BioTech (Basel). 2021 Jan 29;10(1):3. doi: 10.3390/biotech10010003.
Gene-environment (G×E) interaction is critical for understanding the genetic basis of complex disease beyond genetic and environment main effects. In addition to existing tools for interaction studies, penalized variable selection emerges as a promising alternative for dissecting G×E interactions. Despite the success, variable selection is limited in terms of accounting for multidimensional measurements. Published variable selection methods cannot accommodate structured sparsity in the framework of integrating multiomics data for disease outcomes. In this paper, we have developed a novel variable selection method in order to integrate multi-omics measurements in G×E interaction studies. Extensive studies have already revealed that analyzing omics data across multi-platforms is not only sensible biologically, but also resulting in improved identification and prediction performance. Our integrative model can efficiently pinpoint important regulators of gene expressions through sparse dimensionality reduction, and link the disease outcomes to multiple effects in the integrative G×E studies through accommodating a sparse bi-level structure. The simulation studies show the integrative model leads to better identification of G×E interactions and regulators than alternative methods. In two G×E lung cancer studies with high dimensional multi-omics data, the integrative model leads to an improved prediction and findings with important biological implications.

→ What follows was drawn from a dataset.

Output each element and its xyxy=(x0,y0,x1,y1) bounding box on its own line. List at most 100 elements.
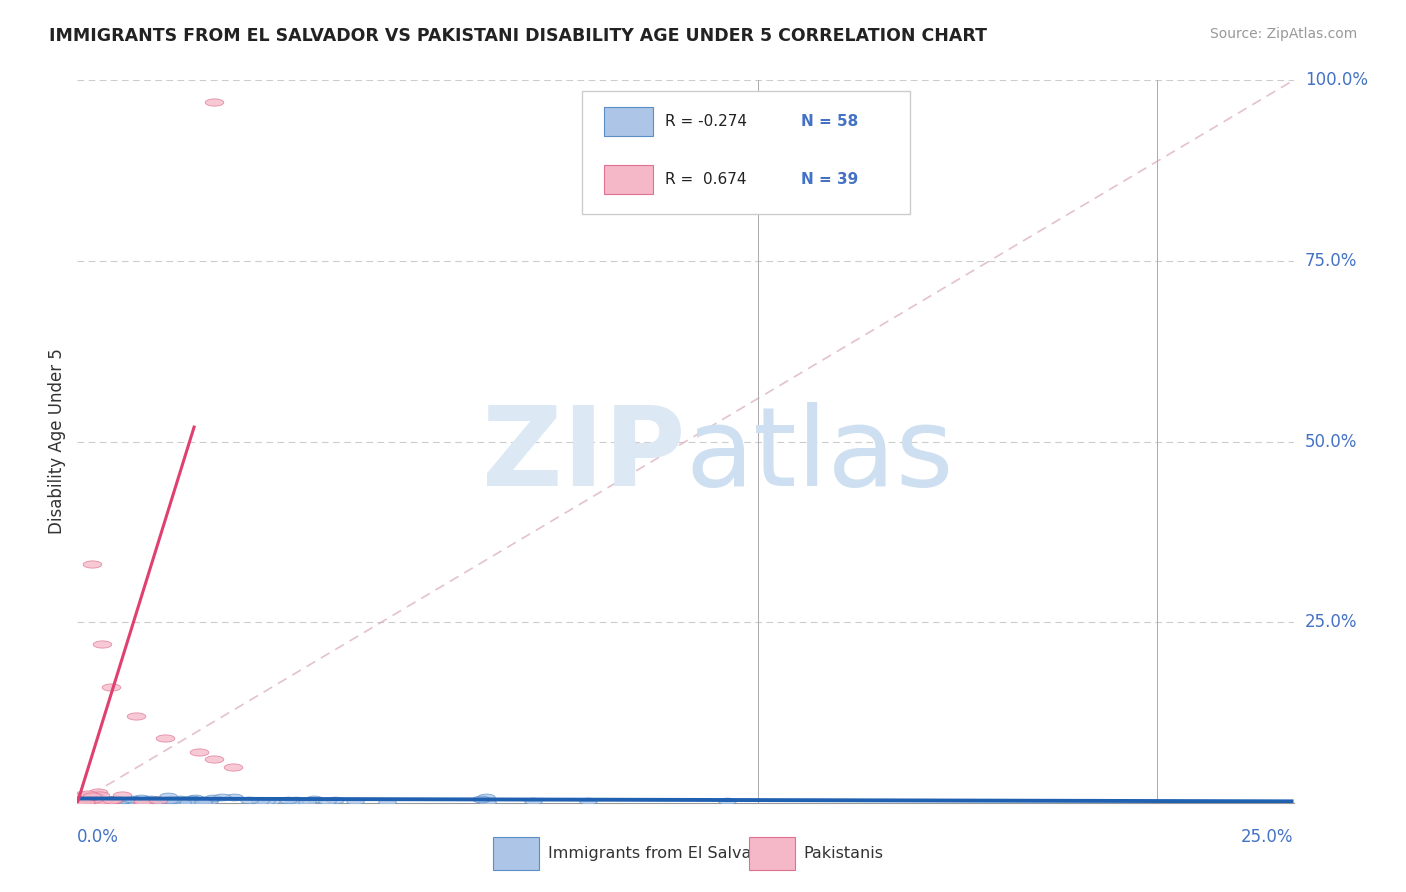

基因-环境(G×E)相互作用对于理解复杂疾病的遗传基础至关重要,这超出了遗传和环境的主要影响。除了现有的相互作用研究工具外,惩罚变量选择作为剖析G×E相互作用的一种有前途的替代方法出现了。尽管取得了成功,但变量选择在考虑多维测量方面存在局限性。已发表的变量选择方法在整合多组学数据以研究疾病结局的框架中无法适应结构化稀疏性。在本文中,我们开发了一种新颖的变量选择方法,以便在G×E相互作用研究中整合多组学测量。广泛的研究已经表明,跨多平台分析组学数据不仅在生物学上是合理的,而且还能提高识别和预测性能。我们的整合模型可以通过稀疏降维有效地确定基因表达的重要调节因子,并通过容纳稀疏的双层结构将疾病结局与整合的G×E研究中的多种效应联系起来。模拟研究表明,与其他方法相比,整合模型能更好地识别G×E相互作用和调节因子。在两项具有高维多组学数据的G×E肺癌研究中,整合模型带来了更好的预测和具有重要生物学意义的发现。